Raymond Simon




Raymond Simon’s Interview

Raymond Simon is a retired fisherman from De Grau. He has been retired now three years after fishing for fifty. He began fishing when he was only fourteen years old, and stoppped when he was sixty-four. The reason why Raymond stoppped fishing is because he decided to take the buyout since he realized that he only had one more year left before receiving old age pension.

In De Grau, he fished herring, cod, salmon, lobster and lumpfish. At first he fished in a little rowing dory but after a few years he began fishing in a outboard motor boat. There was a lot of fish to catch when Raymond fished. You could easily get about a thousand to fifteen hundred pounds a day. People caught as much as they could get. Raymond talked about the time it took back then to clean fish compared to today. Back then everything was done manually. Today boats just drop off fish at the harbour and the harbour employees take care of it. The fishermen no longer need to process and clean the fish like before.

Raymond misses fishing for a living. He misses being on the water since fishing was something that he really enjoyed doing. Fishing was an occupation that was kept up from generation to generation in Raymond's family. Fishing at that time was the main source of income for people in the community.

The struggles Raymond faced were the harshness of winds and cold. When Raymond fished there was no wharf so they had to be very careful while coming ashore because of the lops that could destroy the boats, also the fact that they could get wet. They had no winch only capsins. In regards to a fishing season, as far as Raymond could remember there was a lobster season which ran from the twentieth of April to the fifth of July. As for everything else you caught what you wanted. At the area where Raymond fished there were about fifteen to twenty people.

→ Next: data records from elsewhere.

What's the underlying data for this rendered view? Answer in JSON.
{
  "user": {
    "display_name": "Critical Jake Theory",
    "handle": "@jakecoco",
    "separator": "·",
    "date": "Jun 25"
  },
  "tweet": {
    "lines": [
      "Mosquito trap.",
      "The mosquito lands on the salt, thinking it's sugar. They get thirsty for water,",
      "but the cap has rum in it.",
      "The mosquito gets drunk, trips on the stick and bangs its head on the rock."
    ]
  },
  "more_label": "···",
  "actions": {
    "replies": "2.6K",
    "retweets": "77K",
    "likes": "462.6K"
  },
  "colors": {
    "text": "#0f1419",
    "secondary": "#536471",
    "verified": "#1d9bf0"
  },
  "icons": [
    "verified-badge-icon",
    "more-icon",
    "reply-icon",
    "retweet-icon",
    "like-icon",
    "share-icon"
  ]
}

Raymond had a few things to tell. He told us a little story about the time in July of '74 when him and his father, John Jim caught a thirty six pound salmon in a salmon net. It was the biggest they ever caught. He said that some days they would catch up to a hundred and seventy salmon. During caplin time they would set cod traps and catch between seven and eight thousand pounds. For two days and two nights they would stay up cleaning fish because there was so much. They also used a hook and line, five lines of trawl. In the fifties, a fourteen foot bottom dory could barely hold all the fish they could catch.